A question: if we hadn't invaded for legitimate reasons eight years' ago, would anyone be proposing this kind of commitment now?

Dealing With Joe

A Chait reader has an idea:

Reid and the rest of the Dems in the Senate really need to do something about the Senator from Aetna. In the simplest possible terms, one of the key differences between committee chairmen and backbenchers is that chairmen vote with the party on procedure. This relationship between procedural loyalty and the perks of committee chairmanship needs to be made starkly clear to Lieberman. Just as Holy Joe wants to make the cloture vote a referendum on the bill's passage, Democratic leaders ought to make the cloture vote a referendum on Lieberman's seniority within the caucus.

A vote "no" on cloture should be a vote "no" on retaining seniority status, and with it not only his chairmanship but also his entire slate of committee choices. Whoever is next on the wait lists for Armed Services, Homeland Security, and Small Business gets bumped up onto those committees, and Lieberman gets whatever assignments are left after the other 59 members of the caucus have filled the resulting openings.

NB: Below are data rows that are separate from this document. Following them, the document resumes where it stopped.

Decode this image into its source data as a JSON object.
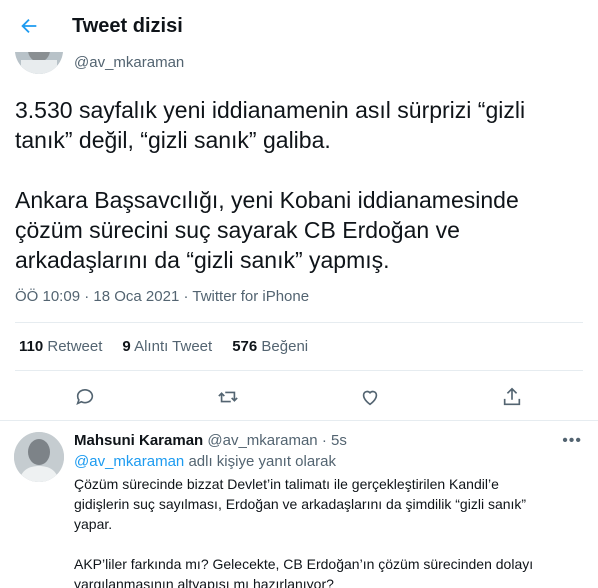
{
  "header": {
    "title": "Tweet dizisi"
  },
  "author": {
    "handle": "@av_mkaraman"
  },
  "tweet": {
    "text": "3.530 sayfalık yeni iddianamenin asıl sürprizi “gizli tanık” değil, “gizli sanık” galiba.\n\nAnkara Başsavcılığı, yeni Kobani iddianamesinde çözüm sürecini suç sayarak CB Erdoğan ve arkadaşlarını da “gizli sanık” yapmış.",
    "time": "ÖÖ 10:09",
    "separator": " · ",
    "date": "18 Oca 2021",
    "client": "Twitter for iPhone"
  },
  "stats": {
    "retweets_count": "110",
    "retweets_label": "Retweet",
    "quotes_count": "9",
    "quotes_label": "Alıntı Tweet",
    "likes_count": "576",
    "likes_label": "Beğeni"
  },
  "actions": [
    "reply-icon",
    "retweet-icon",
    "like-icon",
    "share-icon"
  ],
  "reply": {
    "name": "Mahsuni Karaman",
    "handle": "@av_mkaraman",
    "dot": " · ",
    "time": "5s",
    "replying_mention": "@av_mkaraman",
    "replying_suffix": " adlı kişiye yanıt olarak",
    "paragraph1": "Çözüm sürecinde bizzat Devlet’in talimatı ile gerçekleştirilen Kandil’e gidişlerin suç sayılması, Erdoğan ve arkadaşlarını da şimdilik “gizli sanık” yapar.",
    "paragraph2": "AKP’liler farkında mı? Gelecekte, CB Erdoğan’ın çözüm sürecinden dolayı yargılanmasının altyapısı mı hazırlanıyor?"
  },
  "colors": {
    "accent": "#1d9bf0",
    "muted": "#536471",
    "text": "#0f1419",
    "border": "#e6ecf0"
  }
}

Presumably, that would give Lieberman the junior seats on, say, the Rules Committee, the Special Committee on Aging, and the Joint Committees on Printing and the Library. Maybe someone on Reid's staff — or maybe Schumer's, since this is more his style — can sort through the committee requests, run the numbers, and quietly pass on to Lieberman the list of committees he would be left with if his seniority were reset to zero as of the day of the cloture vote. Then let Joe see if the GOP is willing to kick any of its own members off of the committees he wants in order to make room for him. If he can cut that deal, fine. If not, then Holy Joe can contemplate exactly how to keep sufficient corporate money coming in to his campaign for 2012 if he has to spend the next three years sitting in the back of the room on the crappiest committees in Washington.

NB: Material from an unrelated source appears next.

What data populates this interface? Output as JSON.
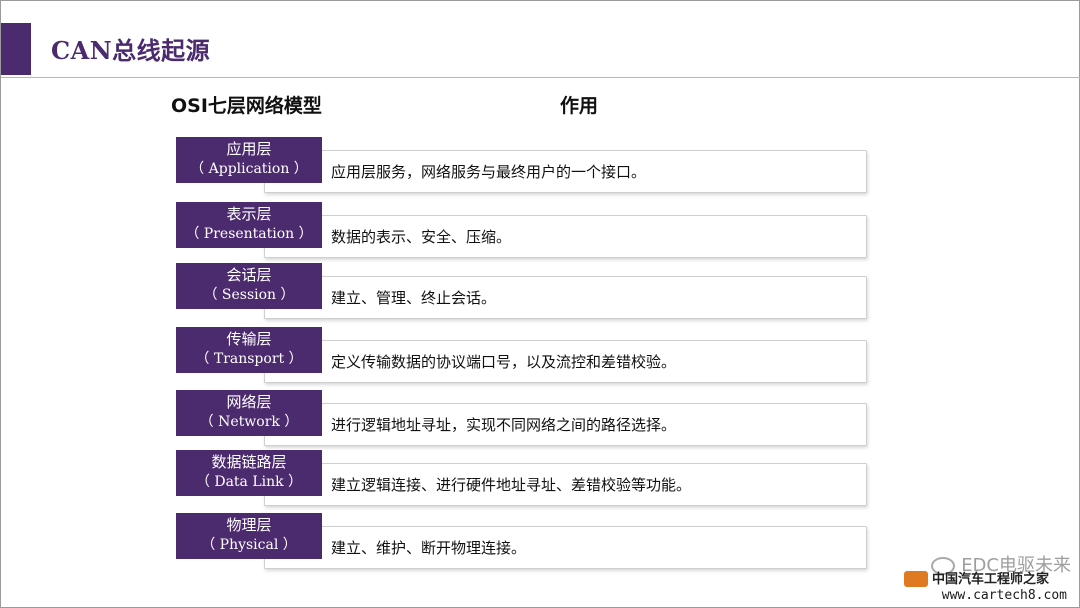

Studying Dick Cheney’s Brain

Ryan Sager passes along some new findings:

"Our research suggests that torture may not uncover guilt so much as lead to its perception," says Gray. "It is as though people who know of the victim's pain must somehow convince themselves that it was a good idea — and so come to believe that the person who was tortured deserved it."

Not all torture victims appear guilty, however. When participants in the study only listened to a recording of a previous torture session — rather than taking part as witnesses of ongoing torture — they saw the victim who expressed more pain as less guilty. Gray explains the different results as arising from different levels of complicity.

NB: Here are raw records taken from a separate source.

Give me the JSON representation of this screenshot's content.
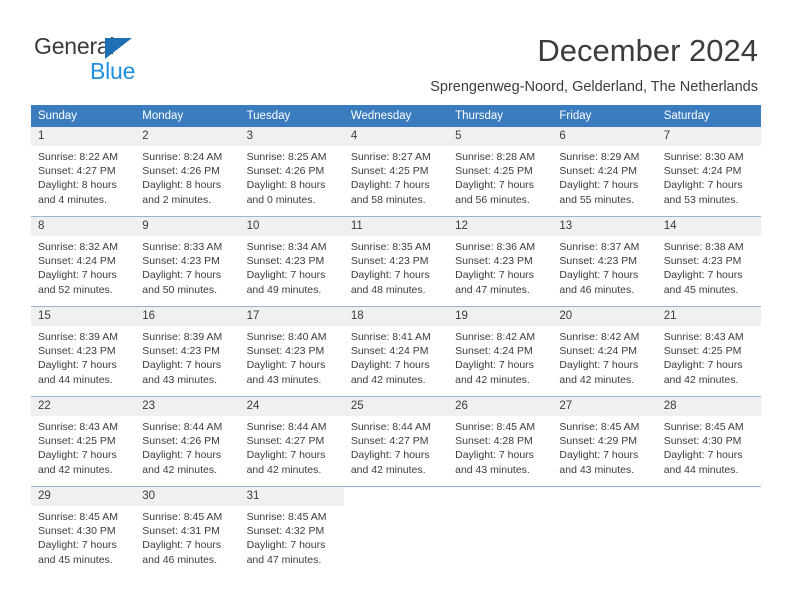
{
  "brand": {
    "name_top": "General",
    "name_bottom": "Blue",
    "triangle_color": "#1f6fb5",
    "blue_color": "#1f8fe0"
  },
  "header": {
    "title": "December 2024",
    "subtitle": "Sprengenweg-Noord, Gelderland, The Netherlands",
    "header_bg": "#3b7cbf",
    "daynum_bg": "#f0f0f0"
  },
  "weekday_headers": [
    "Sunday",
    "Monday",
    "Tuesday",
    "Wednesday",
    "Thursday",
    "Friday",
    "Saturday"
  ],
  "weeks": [
    [
      {
        "day": "1",
        "sunrise": "Sunrise: 8:22 AM",
        "sunset": "Sunset: 4:27 PM",
        "daylight_line1": "Daylight: 8 hours",
        "daylight_line2": "and 4 minutes."
      },
      {
        "day": "2",
        "sunrise": "Sunrise: 8:24 AM",
        "sunset": "Sunset: 4:26 PM",
        "daylight_line1": "Daylight: 8 hours",
        "daylight_line2": "and 2 minutes."
      },
      {
        "day": "3",
        "sunrise": "Sunrise: 8:25 AM",
        "sunset": "Sunset: 4:26 PM",
        "daylight_line1": "Daylight: 8 hours",
        "daylight_line2": "and 0 minutes."
      },
      {
        "day": "4",
        "sunrise": "Sunrise: 8:27 AM",
        "sunset": "Sunset: 4:25 PM",
        "daylight_line1": "Daylight: 7 hours",
        "daylight_line2": "and 58 minutes."
      },
      {
        "day": "5",
        "sunrise": "Sunrise: 8:28 AM",
        "sunset": "Sunset: 4:25 PM",
        "daylight_line1": "Daylight: 7 hours",
        "daylight_line2": "and 56 minutes."
      },
      {
        "day": "6",
        "sunrise": "Sunrise: 8:29 AM",
        "sunset": "Sunset: 4:24 PM",
        "daylight_line1": "Daylight: 7 hours",
        "daylight_line2": "and 55 minutes."
      },
      {
        "day": "7",
        "sunrise": "Sunrise: 8:30 AM",
        "sunset": "Sunset: 4:24 PM",
        "daylight_line1": "Daylight: 7 hours",
        "daylight_line2": "and 53 minutes."
      }
    ],
    [
      {
        "day": "8",
        "sunrise": "Sunrise: 8:32 AM",
        "sunset": "Sunset: 4:24 PM",
        "daylight_line1": "Daylight: 7 hours",
        "daylight_line2": "and 52 minutes."
      },
      {
        "day": "9",
        "sunrise": "Sunrise: 8:33 AM",
        "sunset": "Sunset: 4:23 PM",
        "daylight_line1": "Daylight: 7 hours",
        "daylight_line2": "and 50 minutes."
      },
      {
        "day": "10",
        "sunrise": "Sunrise: 8:34 AM",
        "sunset": "Sunset: 4:23 PM",
        "daylight_line1": "Daylight: 7 hours",
        "daylight_line2": "and 49 minutes."
      },
      {
        "day": "11",
        "sunrise": "Sunrise: 8:35 AM",
        "sunset": "Sunset: 4:23 PM",
        "daylight_line1": "Daylight: 7 hours",
        "daylight_line2": "and 48 minutes."
      },
      {
        "day": "12",
        "sunrise": "Sunrise: 8:36 AM",
        "sunset": "Sunset: 4:23 PM",
        "daylight_line1": "Daylight: 7 hours",
        "daylight_line2": "and 47 minutes."
      },
      {
        "day": "13",
        "sunrise": "Sunrise: 8:37 AM",
        "sunset": "Sunset: 4:23 PM",
        "daylight_line1": "Daylight: 7 hours",
        "daylight_line2": "and 46 minutes."
      },
      {
        "day": "14",
        "sunrise": "Sunrise: 8:38 AM",
        "sunset": "Sunset: 4:23 PM",
        "daylight_line1": "Daylight: 7 hours",
        "daylight_line2": "and 45 minutes."
      }
    ],
    [
      {
        "day": "15",
        "sunrise": "Sunrise: 8:39 AM",
        "sunset": "Sunset: 4:23 PM",
        "daylight_line1": "Daylight: 7 hours",
        "daylight_line2": "and 44 minutes."
      },
      {
        "day": "16",
        "sunrise": "Sunrise: 8:39 AM",
        "sunset": "Sunset: 4:23 PM",
        "daylight_line1": "Daylight: 7 hours",
        "daylight_line2": "and 43 minutes."
      },
      {
        "day": "17",
        "sunrise": "Sunrise: 8:40 AM",
        "sunset": "Sunset: 4:23 PM",
        "daylight_line1": "Daylight: 7 hours",
        "daylight_line2": "and 43 minutes."
      },
      {
        "day": "18",
        "sunrise": "Sunrise: 8:41 AM",
        "sunset": "Sunset: 4:24 PM",
        "daylight_line1": "Daylight: 7 hours",
        "daylight_line2": "and 42 minutes."
      },
      {
        "day": "19",
        "sunrise": "Sunrise: 8:42 AM",
        "sunset": "Sunset: 4:24 PM",
        "daylight_line1": "Daylight: 7 hours",
        "daylight_line2": "and 42 minutes."
      },
      {
        "day": "20",
        "sunrise": "Sunrise: 8:42 AM",
        "sunset": "Sunset: 4:24 PM",
        "daylight_line1": "Daylight: 7 hours",
        "daylight_line2": "and 42 minutes."
      },
      {
        "day": "21",
        "sunrise": "Sunrise: 8:43 AM",
        "sunset": "Sunset: 4:25 PM",
        "daylight_line1": "Daylight: 7 hours",
        "daylight_line2": "and 42 minutes."
      }
    ],
    [
      {
        "day": "22",
        "sunrise": "Sunrise: 8:43 AM",
        "sunset": "Sunset: 4:25 PM",
        "daylight_line1": "Daylight: 7 hours",
        "daylight_line2": "and 42 minutes."
      },
      {
        "day": "23",
        "sunrise": "Sunrise: 8:44 AM",
        "sunset": "Sunset: 4:26 PM",
        "daylight_line1": "Daylight: 7 hours",
        "daylight_line2": "and 42 minutes."
      },
      {
        "day": "24",
        "sunrise": "Sunrise: 8:44 AM",
        "sunset": "Sunset: 4:27 PM",
        "daylight_line1": "Daylight: 7 hours",
        "daylight_line2": "and 42 minutes."
      },
      {
        "day": "25",
        "sunrise": "Sunrise: 8:44 AM",
        "sunset": "Sunset: 4:27 PM",
        "daylight_line1": "Daylight: 7 hours",
        "daylight_line2": "and 42 minutes."
      },
      {
        "day": "26",
        "sunrise": "Sunrise: 8:45 AM",
        "sunset": "Sunset: 4:28 PM",
        "daylight_line1": "Daylight: 7 hours",
        "daylight_line2": "and 43 minutes."
      },
      {
        "day": "27",
        "sunrise": "Sunrise: 8:45 AM",
        "sunset": "Sunset: 4:29 PM",
        "daylight_line1": "Daylight: 7 hours",
        "daylight_line2": "and 43 minutes."
      },
      {
        "day": "28",
        "sunrise": "Sunrise: 8:45 AM",
        "sunset": "Sunset: 4:30 PM",
        "daylight_line1": "Daylight: 7 hours",
        "daylight_line2": "and 44 minutes."
      }
    ],
    [
      {
        "day": "29",
        "sunrise": "Sunrise: 8:45 AM",
        "sunset": "Sunset: 4:30 PM",
        "daylight_line1": "Daylight: 7 hours",
        "daylight_line2": "and 45 minutes."
      },
      {
        "day": "30",
        "sunrise": "Sunrise: 8:45 AM",
        "sunset": "Sunset: 4:31 PM",
        "daylight_line1": "Daylight: 7 hours",
        "daylight_line2": "and 46 minutes."
      },
      {
        "day": "31",
        "sunrise": "Sunrise: 8:45 AM",
        "sunset": "Sunset: 4:32 PM",
        "daylight_line1": "Daylight: 7 hours",
        "daylight_line2": "and 47 minutes."
      },
      {
        "day": "",
        "sunrise": "",
        "sunset": "",
        "daylight_line1": "",
        "daylight_line2": ""
      },
      {
        "day": "",
        "sunrise": "",
        "sunset": "",
        "daylight_line1": "",
        "daylight_line2": ""
      },
      {
        "day": "",
        "sunrise": "",
        "sunset": "",
        "daylight_line1": "",
        "daylight_line2": ""
      },
      {
        "day": "",
        "sunrise": "",
        "sunset": "",
        "daylight_line1": "",
        "daylight_line2": ""
      }
    ]
  ]
}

"Those who feel complicit with the torture have a need to justify the torture, and so link the victim's pain to blame," says Gray. "On the other hand, those distant from torture have no need to justify it and so can sympathize with the suffering of the victim, linking pain to innocence."

Dissent Of The Day

A reader writes:

When I read a humor-challenged remark like yours today I can hardly believe it comes from the same man who loves South Park. It was a laugh line and the audience laughed.

If Dunn had said "my two favorite moral philosophers, Attila the Hun and Saint Paul," would you pompously chide her for "kind words" about a mass murderer? Good joke or bad, I challenge you to find a kind word for Mao in her statement. She quotes him to make a point. Mao sometimes said insightful things. Like many people, I've used the quotation about power coming from the mouth of a gun, and it didn't make me feel like pulling on a Guevara T-shirt.

On a more serious note, we all hate the caution and blandness of almost every word that comes out of the mouths of people in public life in this country. Yet every time we flyspeck innocuous remarks and help spread faux outrage, we help enforce a deplorable rule against trying to be interesting. The press is teaching Anita Dunn the same lesson it taught Sonia Sotomayor: a joke that falls flat might cost you your job.